Both Westerners and advanced Slavophiles had the same negative attitude towards modern Russian reality. But neither one nor the other lost faith in the future of Russia and were very far from the national self-denial and self-abasement of which Chaadaev was the exponent.

And much of what they changed their minds, felt, what they created, what the noblest minds of the era expressed - Belinsky, Granovsky, Herzen, K. Aksakov, Iv. and P. Kireevskys, Khomyakov, then Samarin and others - was, as it were, an “answer” to the question raised by Chaadaev. As if to refute Chaadaev’s pessimism, a generation of remarkable figures appeared, whose mental and moral life marked the beginning of our further development. To Chaadaev, the whole of Russian history seemed like some kind of misunderstanding, a senseless vegetation in alienation from the civilized world moving forward - Slavophiles and Westerners sought to understand the meaning of our historical past, believing in advance that it existed and that Russian history, like Western European history, can and should have your own “philosophy”. Diverging in their understanding of the meaning of our historical life, they agreed in a mournful denial of the present and in the desire to look into the future, in hope for the future, which Chaadaev seemed insignificant and hopeless 1.

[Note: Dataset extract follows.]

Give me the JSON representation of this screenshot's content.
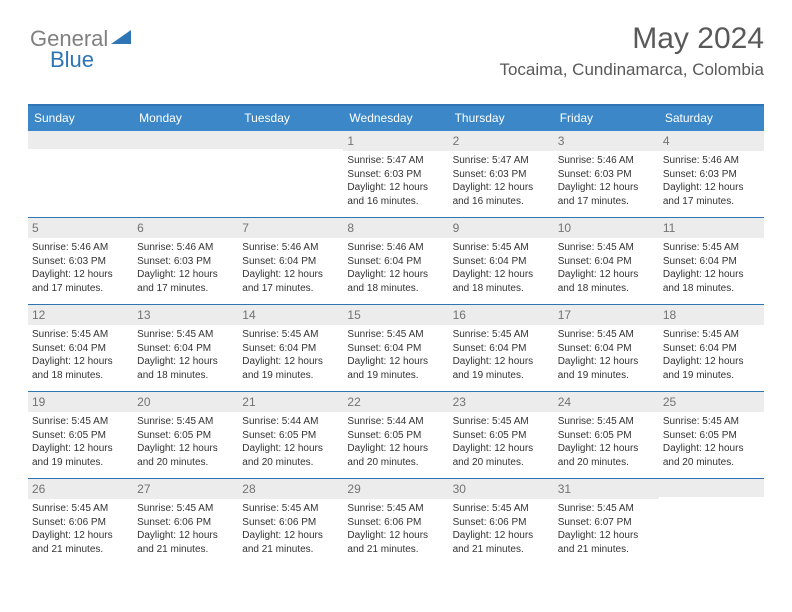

The history of the Russian intelligentsia throughout the 19th century has been moving in the direction, as stated above, of the decline of “Chaadayevism” in its various forms, and it can be foreseen that in the near future we will achieve its complete elimination.

Finding out the socio-psychological foundations of “Chaadayev sentiments”, their consistent softening, their temporary (in different eras) aggravation, and finally, their inevitable abolition in the future will be the task of the proposed work.